Familiennachzug - Flüchtlinge in badischen Gemeinden warten auf ihre Familien

Quelle: Aktionswoche "Recht auf Familiennachzug"
Vom 4. bis zum 10. Dezember 2017 findet die Aktionswoche "Recht auf Familie - Integration braucht Familienzusammenführung" statt. Die Kirchen in Baden-Württemberg sind der Auffassung, dass Integration nur gelingen kann, wenn man auch den Menschen mit nur vorübergehendem Aufenthaltsrecht (subsidiär Schutzberechtigte) den Nachzug ihrer Familien ermöglicht. In den Gemeinden der ekiba gibt es eine Vielzahl von Betroffenen, die auf den Nachzug von Familienangehörigen warten. Hier einige Beispiele. (Aus Gründen des Datenschutzes wurden die Namen der Personen geändert.)
 
 

Herr A. aus Syrien

Ende 2015 kam Herr A. mit seinem ältesten Sohn nach Deutschland.  Seine Frau und die beiden jüngsten Kinder (heute 11 und 14 Jahre alt)  blieben in Syrien. Anfang 2017 erhielt Herr A. den subsidiären Schutzstatus. Seine Frau und die beiden jüngeren Kinder dürfen deshalb nicht nach Deutschland kommen. 

Dilan, Jesidin

Dilan kam im Dezember 2015 mit ihrer Schwiegerfamilie nach Deutschland. Ihre Eltern und zwei Brüder leben seit drei Jahren in einem Camp im Nordirak, weil der Heimatort zerstört ist. Da Dilan volljährig ist, wird der Familiennachzug verwehrt.

Familie N. aus Syrien

Herr und Frau N. konnten Ende September 2017 zu ihrem minderjährigen Sohn nachziehen. Der Visumsantrag für den 10-jährigen zweiten Sohn wurde abgelehnt. Das Kind lebt ohne Familie bei den Nachbarn.

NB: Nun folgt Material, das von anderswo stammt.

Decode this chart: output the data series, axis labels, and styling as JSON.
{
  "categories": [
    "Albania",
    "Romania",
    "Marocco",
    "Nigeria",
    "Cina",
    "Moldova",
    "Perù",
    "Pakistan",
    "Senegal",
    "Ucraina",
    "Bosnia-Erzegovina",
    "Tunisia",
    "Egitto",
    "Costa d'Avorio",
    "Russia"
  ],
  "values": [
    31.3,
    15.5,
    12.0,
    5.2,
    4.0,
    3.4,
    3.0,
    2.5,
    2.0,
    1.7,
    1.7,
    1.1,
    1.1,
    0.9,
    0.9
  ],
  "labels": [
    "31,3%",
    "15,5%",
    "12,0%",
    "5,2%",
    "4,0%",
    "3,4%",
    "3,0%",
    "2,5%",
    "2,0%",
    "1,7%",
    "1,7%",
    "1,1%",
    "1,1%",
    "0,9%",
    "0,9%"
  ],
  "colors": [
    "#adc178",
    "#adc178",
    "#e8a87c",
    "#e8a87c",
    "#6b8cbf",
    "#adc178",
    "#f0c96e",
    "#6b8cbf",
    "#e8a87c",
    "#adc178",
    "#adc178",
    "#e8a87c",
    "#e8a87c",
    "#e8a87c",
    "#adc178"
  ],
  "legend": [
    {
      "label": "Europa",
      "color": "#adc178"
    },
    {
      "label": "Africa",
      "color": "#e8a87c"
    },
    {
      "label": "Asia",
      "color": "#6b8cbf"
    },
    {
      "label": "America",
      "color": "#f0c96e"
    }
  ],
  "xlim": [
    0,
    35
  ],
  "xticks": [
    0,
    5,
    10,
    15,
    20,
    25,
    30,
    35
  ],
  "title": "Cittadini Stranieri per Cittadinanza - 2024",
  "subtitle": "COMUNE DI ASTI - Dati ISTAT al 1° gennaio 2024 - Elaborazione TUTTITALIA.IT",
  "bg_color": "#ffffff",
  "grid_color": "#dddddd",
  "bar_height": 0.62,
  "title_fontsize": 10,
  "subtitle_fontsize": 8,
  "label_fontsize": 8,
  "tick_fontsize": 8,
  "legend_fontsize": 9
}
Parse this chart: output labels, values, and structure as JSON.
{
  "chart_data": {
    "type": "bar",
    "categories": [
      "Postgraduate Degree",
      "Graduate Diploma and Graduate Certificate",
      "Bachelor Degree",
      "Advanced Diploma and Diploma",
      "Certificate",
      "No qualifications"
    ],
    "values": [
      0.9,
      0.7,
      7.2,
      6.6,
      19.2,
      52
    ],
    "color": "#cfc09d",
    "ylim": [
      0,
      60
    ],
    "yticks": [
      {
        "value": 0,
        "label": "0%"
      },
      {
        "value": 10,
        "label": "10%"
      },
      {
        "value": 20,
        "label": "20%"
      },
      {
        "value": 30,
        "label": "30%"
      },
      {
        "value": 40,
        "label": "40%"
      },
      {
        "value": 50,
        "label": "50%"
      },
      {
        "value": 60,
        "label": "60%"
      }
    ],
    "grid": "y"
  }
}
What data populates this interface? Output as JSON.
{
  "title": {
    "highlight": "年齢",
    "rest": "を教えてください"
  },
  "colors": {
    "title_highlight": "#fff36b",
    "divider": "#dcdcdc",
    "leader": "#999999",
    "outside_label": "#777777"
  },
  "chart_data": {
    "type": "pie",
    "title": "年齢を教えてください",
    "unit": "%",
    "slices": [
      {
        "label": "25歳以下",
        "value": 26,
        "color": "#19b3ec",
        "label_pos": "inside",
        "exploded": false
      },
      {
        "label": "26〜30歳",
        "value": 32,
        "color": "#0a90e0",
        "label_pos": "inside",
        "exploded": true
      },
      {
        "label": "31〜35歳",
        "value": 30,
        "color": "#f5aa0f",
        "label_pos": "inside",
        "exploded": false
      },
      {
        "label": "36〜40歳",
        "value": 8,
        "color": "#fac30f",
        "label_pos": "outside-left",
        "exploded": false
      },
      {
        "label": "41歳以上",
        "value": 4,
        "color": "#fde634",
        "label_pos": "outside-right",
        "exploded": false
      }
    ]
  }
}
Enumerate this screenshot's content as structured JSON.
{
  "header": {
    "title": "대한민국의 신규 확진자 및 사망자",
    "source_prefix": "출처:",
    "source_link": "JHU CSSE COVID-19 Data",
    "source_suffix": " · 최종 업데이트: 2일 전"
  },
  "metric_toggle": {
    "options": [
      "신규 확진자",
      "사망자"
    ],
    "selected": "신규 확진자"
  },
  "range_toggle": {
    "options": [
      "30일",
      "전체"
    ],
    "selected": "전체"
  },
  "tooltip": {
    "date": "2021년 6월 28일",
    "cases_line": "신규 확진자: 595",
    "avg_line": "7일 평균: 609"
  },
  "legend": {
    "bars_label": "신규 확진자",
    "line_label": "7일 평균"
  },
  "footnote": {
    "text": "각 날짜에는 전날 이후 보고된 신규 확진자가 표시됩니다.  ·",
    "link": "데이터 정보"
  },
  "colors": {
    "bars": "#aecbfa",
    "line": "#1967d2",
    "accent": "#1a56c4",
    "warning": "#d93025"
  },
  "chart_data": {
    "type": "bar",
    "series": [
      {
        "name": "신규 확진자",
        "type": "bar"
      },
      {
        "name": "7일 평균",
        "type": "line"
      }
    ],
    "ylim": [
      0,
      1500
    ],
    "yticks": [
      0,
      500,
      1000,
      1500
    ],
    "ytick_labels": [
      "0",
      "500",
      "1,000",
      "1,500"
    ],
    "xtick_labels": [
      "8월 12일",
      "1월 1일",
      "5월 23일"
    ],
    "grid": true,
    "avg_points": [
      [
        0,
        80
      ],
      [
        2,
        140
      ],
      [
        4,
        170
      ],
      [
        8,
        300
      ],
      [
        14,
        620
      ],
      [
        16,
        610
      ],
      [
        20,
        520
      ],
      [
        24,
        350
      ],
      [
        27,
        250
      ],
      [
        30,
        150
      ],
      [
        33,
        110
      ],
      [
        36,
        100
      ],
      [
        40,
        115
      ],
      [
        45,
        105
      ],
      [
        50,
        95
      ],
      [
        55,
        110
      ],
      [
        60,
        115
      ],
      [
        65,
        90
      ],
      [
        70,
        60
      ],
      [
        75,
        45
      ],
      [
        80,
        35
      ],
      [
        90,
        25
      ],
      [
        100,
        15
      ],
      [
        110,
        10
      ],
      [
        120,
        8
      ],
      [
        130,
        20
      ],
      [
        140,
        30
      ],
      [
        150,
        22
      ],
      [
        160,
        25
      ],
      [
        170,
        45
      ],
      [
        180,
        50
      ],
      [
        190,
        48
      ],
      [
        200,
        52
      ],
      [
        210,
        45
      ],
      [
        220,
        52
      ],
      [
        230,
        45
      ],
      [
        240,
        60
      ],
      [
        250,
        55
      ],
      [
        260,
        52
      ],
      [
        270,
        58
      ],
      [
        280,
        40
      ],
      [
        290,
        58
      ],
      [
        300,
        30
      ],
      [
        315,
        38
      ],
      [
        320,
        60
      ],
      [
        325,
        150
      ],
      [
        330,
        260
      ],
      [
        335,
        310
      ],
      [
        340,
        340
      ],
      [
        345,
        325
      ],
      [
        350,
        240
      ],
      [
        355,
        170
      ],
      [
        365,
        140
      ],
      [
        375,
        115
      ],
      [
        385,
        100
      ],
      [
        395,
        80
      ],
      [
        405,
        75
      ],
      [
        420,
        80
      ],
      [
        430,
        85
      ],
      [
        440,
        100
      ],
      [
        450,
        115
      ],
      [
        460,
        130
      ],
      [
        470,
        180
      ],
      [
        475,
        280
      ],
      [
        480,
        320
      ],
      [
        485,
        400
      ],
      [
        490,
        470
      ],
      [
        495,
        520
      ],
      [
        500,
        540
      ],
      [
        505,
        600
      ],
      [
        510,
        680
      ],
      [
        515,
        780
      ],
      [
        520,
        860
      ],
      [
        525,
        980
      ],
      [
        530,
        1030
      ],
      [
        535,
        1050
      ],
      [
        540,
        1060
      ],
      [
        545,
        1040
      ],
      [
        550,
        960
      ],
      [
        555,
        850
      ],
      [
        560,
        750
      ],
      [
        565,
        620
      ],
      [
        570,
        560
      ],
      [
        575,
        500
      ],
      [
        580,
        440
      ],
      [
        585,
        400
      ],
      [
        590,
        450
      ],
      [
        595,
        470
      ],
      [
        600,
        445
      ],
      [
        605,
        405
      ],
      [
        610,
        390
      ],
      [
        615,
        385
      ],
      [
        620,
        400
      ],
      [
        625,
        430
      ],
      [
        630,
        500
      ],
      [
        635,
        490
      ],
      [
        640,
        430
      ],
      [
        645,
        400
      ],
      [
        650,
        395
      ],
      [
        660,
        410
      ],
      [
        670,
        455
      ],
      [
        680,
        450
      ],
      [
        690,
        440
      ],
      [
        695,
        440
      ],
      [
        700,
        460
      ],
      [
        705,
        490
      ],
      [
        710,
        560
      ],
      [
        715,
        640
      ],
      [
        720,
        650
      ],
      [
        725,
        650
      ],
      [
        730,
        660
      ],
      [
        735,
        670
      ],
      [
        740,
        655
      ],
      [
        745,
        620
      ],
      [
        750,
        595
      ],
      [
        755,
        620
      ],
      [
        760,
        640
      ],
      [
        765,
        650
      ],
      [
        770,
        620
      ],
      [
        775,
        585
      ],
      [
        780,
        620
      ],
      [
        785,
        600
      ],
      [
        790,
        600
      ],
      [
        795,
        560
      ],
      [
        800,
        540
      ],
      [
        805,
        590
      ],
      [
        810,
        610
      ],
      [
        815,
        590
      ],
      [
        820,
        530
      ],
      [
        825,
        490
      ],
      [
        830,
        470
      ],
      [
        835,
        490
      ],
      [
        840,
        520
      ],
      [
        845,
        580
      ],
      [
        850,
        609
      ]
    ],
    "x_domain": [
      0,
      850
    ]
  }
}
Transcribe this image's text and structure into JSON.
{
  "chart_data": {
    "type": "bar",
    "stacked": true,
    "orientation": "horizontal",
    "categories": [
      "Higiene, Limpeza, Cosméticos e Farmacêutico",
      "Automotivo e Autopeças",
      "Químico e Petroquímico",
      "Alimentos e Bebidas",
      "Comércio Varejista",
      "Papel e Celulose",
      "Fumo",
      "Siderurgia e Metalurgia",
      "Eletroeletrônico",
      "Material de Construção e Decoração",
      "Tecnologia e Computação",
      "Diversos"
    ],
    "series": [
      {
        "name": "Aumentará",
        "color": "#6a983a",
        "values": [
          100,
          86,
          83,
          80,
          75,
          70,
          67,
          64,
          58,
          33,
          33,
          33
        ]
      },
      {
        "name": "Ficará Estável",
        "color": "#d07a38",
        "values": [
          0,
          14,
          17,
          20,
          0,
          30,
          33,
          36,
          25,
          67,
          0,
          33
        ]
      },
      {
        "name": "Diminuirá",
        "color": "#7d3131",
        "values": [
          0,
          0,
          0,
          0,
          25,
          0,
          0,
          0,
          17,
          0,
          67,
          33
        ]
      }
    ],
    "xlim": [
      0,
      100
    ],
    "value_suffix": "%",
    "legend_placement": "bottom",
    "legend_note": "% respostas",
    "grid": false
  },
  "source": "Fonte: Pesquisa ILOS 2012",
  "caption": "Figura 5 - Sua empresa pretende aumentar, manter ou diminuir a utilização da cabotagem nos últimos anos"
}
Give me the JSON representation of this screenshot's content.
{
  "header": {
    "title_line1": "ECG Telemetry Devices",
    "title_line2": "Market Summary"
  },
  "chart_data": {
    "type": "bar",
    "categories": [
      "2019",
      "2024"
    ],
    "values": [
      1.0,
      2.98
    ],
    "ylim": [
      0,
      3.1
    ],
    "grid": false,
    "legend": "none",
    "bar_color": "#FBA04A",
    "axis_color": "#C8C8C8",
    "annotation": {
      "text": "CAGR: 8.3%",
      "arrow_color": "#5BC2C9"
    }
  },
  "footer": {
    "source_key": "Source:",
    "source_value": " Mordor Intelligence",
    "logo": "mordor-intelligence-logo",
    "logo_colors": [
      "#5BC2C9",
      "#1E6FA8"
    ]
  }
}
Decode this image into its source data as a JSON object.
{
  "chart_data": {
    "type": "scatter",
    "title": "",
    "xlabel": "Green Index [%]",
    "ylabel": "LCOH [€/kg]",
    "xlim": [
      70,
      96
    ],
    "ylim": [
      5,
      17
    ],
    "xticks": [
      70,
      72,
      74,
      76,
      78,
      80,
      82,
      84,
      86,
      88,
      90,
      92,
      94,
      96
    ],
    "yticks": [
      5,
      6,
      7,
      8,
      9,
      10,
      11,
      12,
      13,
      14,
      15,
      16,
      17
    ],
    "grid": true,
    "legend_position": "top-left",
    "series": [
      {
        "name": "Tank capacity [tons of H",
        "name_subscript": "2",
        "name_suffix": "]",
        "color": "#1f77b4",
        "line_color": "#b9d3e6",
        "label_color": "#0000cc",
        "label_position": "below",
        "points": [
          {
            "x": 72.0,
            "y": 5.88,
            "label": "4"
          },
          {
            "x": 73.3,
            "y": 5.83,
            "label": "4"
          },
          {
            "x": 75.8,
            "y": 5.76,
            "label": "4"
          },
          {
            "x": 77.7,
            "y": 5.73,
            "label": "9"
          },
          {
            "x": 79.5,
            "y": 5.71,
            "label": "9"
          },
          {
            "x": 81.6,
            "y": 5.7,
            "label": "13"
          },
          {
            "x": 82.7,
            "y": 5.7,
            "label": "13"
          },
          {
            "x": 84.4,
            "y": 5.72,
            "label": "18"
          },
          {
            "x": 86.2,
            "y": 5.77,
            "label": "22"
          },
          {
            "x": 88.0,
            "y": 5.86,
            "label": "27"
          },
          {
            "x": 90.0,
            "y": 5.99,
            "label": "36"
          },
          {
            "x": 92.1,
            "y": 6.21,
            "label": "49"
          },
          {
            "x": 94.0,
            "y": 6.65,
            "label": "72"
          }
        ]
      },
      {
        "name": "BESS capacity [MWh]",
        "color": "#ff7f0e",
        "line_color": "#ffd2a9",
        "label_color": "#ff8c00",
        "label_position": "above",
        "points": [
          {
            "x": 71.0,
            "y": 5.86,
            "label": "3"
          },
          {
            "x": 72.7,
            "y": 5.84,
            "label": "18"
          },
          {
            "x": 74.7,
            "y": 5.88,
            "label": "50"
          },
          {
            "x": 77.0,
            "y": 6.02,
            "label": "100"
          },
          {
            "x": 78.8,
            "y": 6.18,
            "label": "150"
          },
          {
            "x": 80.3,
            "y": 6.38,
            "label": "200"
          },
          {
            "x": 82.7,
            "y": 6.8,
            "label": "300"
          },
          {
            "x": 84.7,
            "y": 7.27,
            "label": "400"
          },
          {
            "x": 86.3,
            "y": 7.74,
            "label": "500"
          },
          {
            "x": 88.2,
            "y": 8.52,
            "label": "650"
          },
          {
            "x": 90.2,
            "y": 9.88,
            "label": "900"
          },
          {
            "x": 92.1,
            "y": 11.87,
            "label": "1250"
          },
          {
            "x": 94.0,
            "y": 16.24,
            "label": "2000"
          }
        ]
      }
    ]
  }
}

Einen Asylantrag hat Familie N. bisher noch nicht gestellt. Frau N. will wieder in das zerstörte Syrien zurückreisen, wenn ihr Sohn nicht nachkommen darf. 
 

Yasin M.

Yasin M. verließ seine Heimat Syrien Anfang April 2013. Seine Frau musste zurückbleiben. Im Oktober 2014 kam er nach Deutschland und stellte einen Asylantrag. Nach zwei Jahren wurde ihm im November 2016 nur der subsidiäre Schutz gewährt, der den Familiennachzug nicht zulässt. Seine Frau hat er seit über vier Jahren nicht mehr gesehen. 

Familie M. aus Syrien

Herr M. ist mit seiner inzwischen 18-jährigen Tochter und einem 15-jährigen Sohn seit 2015 in Deutschland. Seine Frau, drei weitere Töchter und der erst vierjährige jüngste Sohn mussten in Syrien zurückbleiben. Die Familie hat ihre Wohnung verloren und zieht wegen der ständigen Gefahren von Ort zu Ort. Ein Nachzug ist aufgrund des nur subsidiären Schutzstatus von Familie M. nicht möglich. 

Hassan L. aus Syrien

Nachdem der IS seine Heimatstadt erorbert hatte, floh der heute 38-jährige Hassan L. mit seiner schwangeren Frau und seiner Mutter in die Türkei. Die Mutter starb auf der Flucht. Er konnte über die Balkanroute weiter nach Deutschland fliehen. Seine Frau und sein auf der Flucht geborener Sohn mussten zurückbleiben. Im Juli 2016 erhielt er den subsidiären Schutzstatus. Nach der im Moment gültigen Rechtslage ist ein Nachzug seiner Familie nicht möglich. 

Ali A. aus Syrien

Ali A. wurde im August 2016 als Flüchtling anerkannt und beantragte für seine Frau und die beiden minderjährigen Kinder den Familiennachzug. Er erhielt jedoch kein Aufenthaltsrecht, da aus unerfindlichen Gründen gegen ihn ermittelt wurde.  Anfang 2017 suchte er rechtlichen Beistand, der Anwalt erhielt  Ende September Einsicht in die Akten. Anfang November 2017 stellte sich heraus, dass aufgrund eines Behördenfehlers gegen ihn ermittelt worden war und die Ermittlungen bereits im Februar 2017 eingestellt worden waren. Ali A. hat im November erneut das Aufenthaltsrecht beantragt und hofft, dass seine Familie irgendwann zu ihm nach Deutschland kommen kann.